In recent years, much effort has been devoted to creating and developing innovative technologies in the field of solarised water treatment technologies and the future is promising. In Kenya, solar energy is an abundant and a widely untapped resource whose estimated daily insolation is 4-6KWh/m2.

The use of solar energy in photovoltaic (PV) systems for lighting, water heating and solar water pumping is rapidly gaining popularity due to its availability, reliability, efficiency and quick payback periods.

Solar-powered reverse osmosis plants are among the technologies being fronted as the sustainable solution to water scarcity in not just Kenya but the world over and especially at a time when an estimated 2.1 billion people still lack access to safely managed drinking water services, according to a report by WHO and Unicef; with the largest proportion coming from ‘Third World’ countries.

Reverse osmosis is a water treatment technology that utilises a semi-permeable membrane to remove dissolved ions, molecules and larger particles from water. The reverse osmosis membrane generally acts as a physical barrier to all dissolved salts, organic and inorganic molecules with a molecular weight greater than 100 and achieves rejection rates between 95 percent to 99 percent.

Reverse osmosis systems have numerous and varied applications ranging from desalination of seawater or brackish water for drinking purposes, food and beverage processing, wastewater recovery, industrial process water and purification of drinking water for domestic home use.

Water being a requisite resource requires its supply to be guaranteed with a reliable and renewable source of energy and one set back of the larger plants which require high-pressure pumps of larger capacities, is in the high operational costs caused by electricity consumed to power the system components.
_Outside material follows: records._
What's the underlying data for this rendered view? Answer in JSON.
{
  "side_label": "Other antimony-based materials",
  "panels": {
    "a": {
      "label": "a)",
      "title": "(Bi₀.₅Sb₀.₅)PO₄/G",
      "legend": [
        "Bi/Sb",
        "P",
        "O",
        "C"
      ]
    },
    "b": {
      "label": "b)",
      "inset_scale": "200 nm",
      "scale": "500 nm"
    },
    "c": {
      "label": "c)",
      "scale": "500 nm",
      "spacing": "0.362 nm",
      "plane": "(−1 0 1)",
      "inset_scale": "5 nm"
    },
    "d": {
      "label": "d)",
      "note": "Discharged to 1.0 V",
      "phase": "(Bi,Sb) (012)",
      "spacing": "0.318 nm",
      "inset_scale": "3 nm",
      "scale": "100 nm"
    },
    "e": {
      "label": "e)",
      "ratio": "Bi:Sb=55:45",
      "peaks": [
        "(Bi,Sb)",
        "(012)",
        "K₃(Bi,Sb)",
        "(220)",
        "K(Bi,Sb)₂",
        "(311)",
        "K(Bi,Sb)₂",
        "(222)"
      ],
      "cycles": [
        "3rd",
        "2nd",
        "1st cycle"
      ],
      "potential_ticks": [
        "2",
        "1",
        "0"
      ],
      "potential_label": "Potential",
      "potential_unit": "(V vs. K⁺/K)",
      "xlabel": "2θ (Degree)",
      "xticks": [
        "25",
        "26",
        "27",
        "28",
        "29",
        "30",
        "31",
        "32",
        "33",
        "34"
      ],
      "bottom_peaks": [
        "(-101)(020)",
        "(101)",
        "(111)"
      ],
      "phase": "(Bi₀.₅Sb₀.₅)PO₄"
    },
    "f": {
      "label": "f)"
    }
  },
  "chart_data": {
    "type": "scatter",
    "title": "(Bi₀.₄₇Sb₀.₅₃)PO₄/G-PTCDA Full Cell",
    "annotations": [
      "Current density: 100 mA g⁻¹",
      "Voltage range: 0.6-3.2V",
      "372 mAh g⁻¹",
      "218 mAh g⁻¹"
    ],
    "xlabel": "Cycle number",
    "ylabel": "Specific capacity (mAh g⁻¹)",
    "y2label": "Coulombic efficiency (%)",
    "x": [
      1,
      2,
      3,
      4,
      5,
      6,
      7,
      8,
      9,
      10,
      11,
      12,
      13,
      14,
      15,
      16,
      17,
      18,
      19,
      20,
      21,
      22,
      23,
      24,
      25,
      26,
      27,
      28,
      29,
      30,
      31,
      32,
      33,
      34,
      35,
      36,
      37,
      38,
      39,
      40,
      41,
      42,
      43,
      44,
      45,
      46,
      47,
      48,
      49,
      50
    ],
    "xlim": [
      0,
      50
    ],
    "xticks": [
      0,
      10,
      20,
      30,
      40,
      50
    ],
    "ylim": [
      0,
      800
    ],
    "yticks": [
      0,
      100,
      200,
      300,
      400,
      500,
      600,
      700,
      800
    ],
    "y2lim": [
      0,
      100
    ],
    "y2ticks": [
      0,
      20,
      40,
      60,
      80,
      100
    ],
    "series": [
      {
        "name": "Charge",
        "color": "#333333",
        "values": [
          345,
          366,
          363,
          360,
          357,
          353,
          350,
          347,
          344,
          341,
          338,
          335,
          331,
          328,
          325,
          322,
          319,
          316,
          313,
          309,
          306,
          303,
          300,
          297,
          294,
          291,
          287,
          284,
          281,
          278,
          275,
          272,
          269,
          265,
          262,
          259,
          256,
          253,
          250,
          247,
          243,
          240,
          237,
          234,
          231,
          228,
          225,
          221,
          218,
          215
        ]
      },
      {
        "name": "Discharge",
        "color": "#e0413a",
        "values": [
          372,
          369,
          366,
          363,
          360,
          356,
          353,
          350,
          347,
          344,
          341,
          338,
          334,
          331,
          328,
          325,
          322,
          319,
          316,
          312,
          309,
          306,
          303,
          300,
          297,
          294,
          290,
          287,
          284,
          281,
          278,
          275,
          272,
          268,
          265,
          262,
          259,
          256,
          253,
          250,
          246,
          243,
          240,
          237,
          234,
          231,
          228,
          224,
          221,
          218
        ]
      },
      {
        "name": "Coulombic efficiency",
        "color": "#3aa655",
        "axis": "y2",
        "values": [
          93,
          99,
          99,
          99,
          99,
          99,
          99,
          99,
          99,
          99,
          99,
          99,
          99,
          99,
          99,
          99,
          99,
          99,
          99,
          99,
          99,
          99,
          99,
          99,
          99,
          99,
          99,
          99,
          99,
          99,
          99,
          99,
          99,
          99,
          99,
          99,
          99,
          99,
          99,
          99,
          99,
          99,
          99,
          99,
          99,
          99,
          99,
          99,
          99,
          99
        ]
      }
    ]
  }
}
With an increasing global initiative to go green and embrace more energy efficient systems, institutions have and are investing heavily in research to increase the efficiency of water treatment plants and integrate renewable energy sources such as solar.

Solar reverse osmosis plants offer a great economic advantage in that they reduce reverse osmosis operating cost by up to 50 percent compared to grid or diesel generators. Solar can operate reverse osmosis plants at 100 percent daily design capacity for six to eight hours and if required can use AC power as back up at night in hybrid mode.

This paradigm shift has offered many advantages to numerous individuals and communities who are now able to significantly cut down on operational costs which translates to an overall reduced cost of water per unit.

With the rising popularity of solar powered water treatment plants therefore and with the proper design they will provide a real solution to a real problem faced in many parts of our country.